The Y-12 Plant in Oak Ridge used the electromagnetic separation method, developed by Ernest Lawrence at University of California-Berkeley, to separate uranium isotopes.
Electromagnetic Separation
The electromagnetic separation method was the most developed of the potential ways to produce fissile material at the start of the Manhattan Project. Ernest O. Lawrence, working at the University of California-Berkeley, determined that when an electrically-charged atom was placed in a magnetic field, it would trace a circular path with a radius determined by the atom’s mass. U-235 was lighter than U-238 and could be isolated by placing a collecting pocket in its path.
Calutrons & Racetracks
The massive Y-12 plant at Oak Ridge was designed to carry out on a large scale what Lawrence had successfully done in his Berkeley lab. While the machines in California were called cyclotrons, at Y-12 they were dubbed “calutrons” from CALifornia University cycloTRONs. Ground was broken for the Y-12 Plant in Tennessee on February 1, 1943, with the first calutron building construction beginning February 18, 1943.
There were 1,152 calutrons at Y-12 which worked in tandem to process uranium in batches. Two sizes of calutrons were used at the Y-12 Plant: Alpha (the larger machines) and Beta (for the smaller machines). Alpha I calutrons were arranged in giant ellipses called racetracks, while the Alpha II and the Beta calutrons were rectangular in arrangement.
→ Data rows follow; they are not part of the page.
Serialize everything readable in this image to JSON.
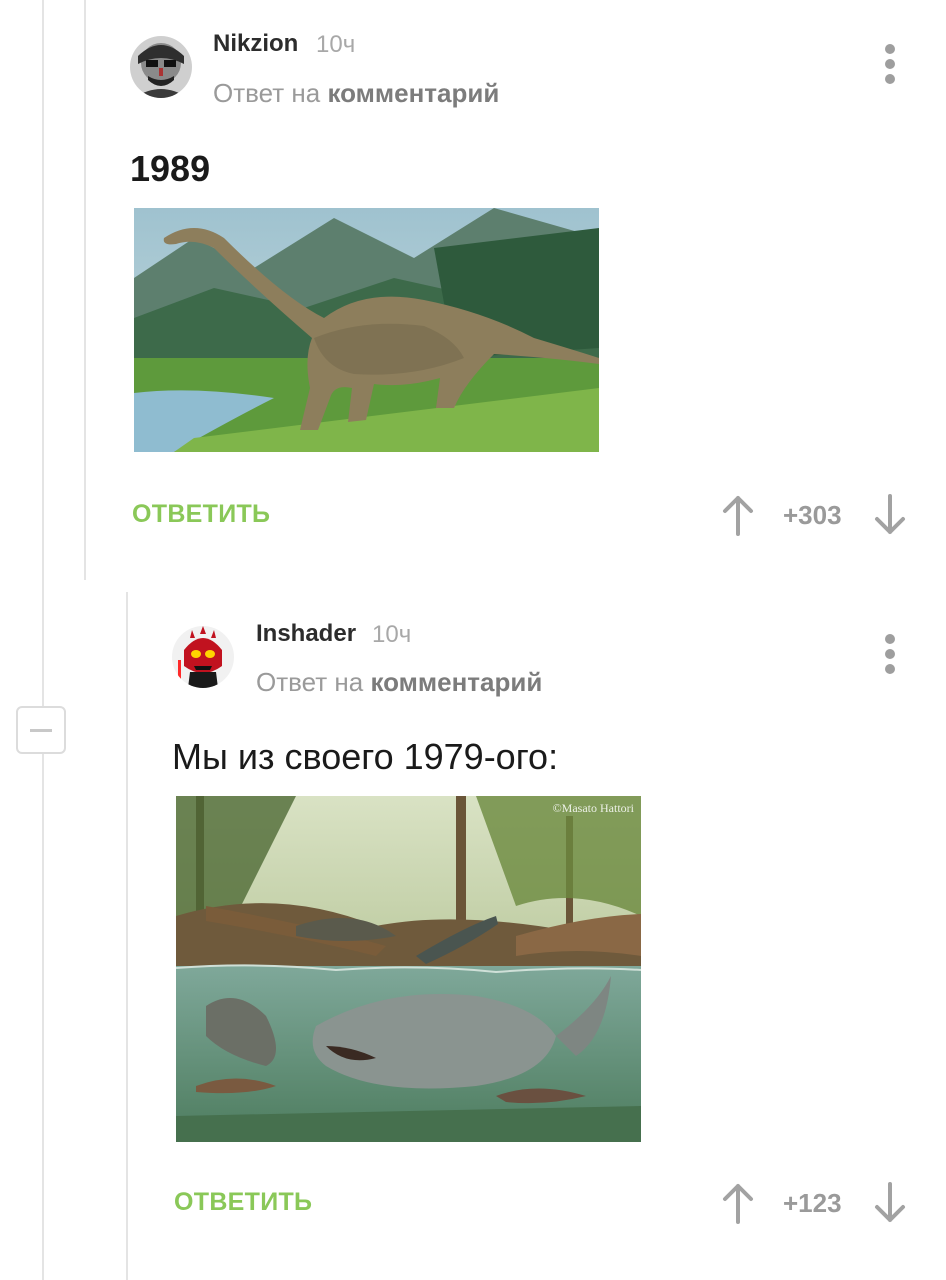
{
  "comments": [
    {
      "author": "Nikzion",
      "time": "10ч",
      "reply_prefix": "Ответ на",
      "reply_link": "комментарий",
      "text": "1989",
      "reply_label": "ОТВЕТИТЬ",
      "score": "+303"
    },
    {
      "author": "Inshader",
      "time": "10ч",
      "reply_prefix": "Ответ на",
      "reply_link": "комментарий",
      "text": "Мы из своего 1979-ого:",
      "image_credit": "©Masato Hattori",
      "reply_label": "ОТВЕТИТЬ",
      "score": "+123"
    }
  ],
  "colors": {
    "reply_accent": "#8ac858",
    "thread_line": "#e4e4e4",
    "muted_text": "#9a9a9a"
  },
  "icons": [
    "more-vert-icon",
    "upvote-arrow-icon",
    "downvote-arrow-icon",
    "collapse-minus-icon"
  ]
}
Because of wartime shortage of copper, the huge magnetic coils had to be wound with 14,700 tons of silver obtained from the U.S. Treasury.
“Calutron Girls”
Wartime labor shortages forced Tennessee Eastman Corporation to recruit young women, mostly recent high school graduates and farm girls. Even though they were not told what they were producing, the women were very adept at the controls. They worked in cubicles and were called “cubicle girls” (back then the term “calutron” was secret).
Known now as the “calutron girls,” the women proved in a week-long test to have a better feel for how to adjust the knobs to optimize production than Ph.D. physicists who were constantly fiddling with the controls.
Innovations
Despite being plagued by troubles, the Y-12 plant eventually produced the enriched uranium for the first atomic bomb. But the calutrons required an exorbitant amount of energy and over 22,000 employees. In December 1946, all of the Y-12 calutrons were shut down, except for the 36 calutrons in the Beta 3 building and the pilot units in Building 9731.
Starting in 1959, the Beta 3 calutrons were used to produce over 200 stable isotopes used for cancer treatment, medical diagnostics, nonproliferation, and other applications. In 1998, production was shut down but the control room and other portions of the facility remain as they were in 1945.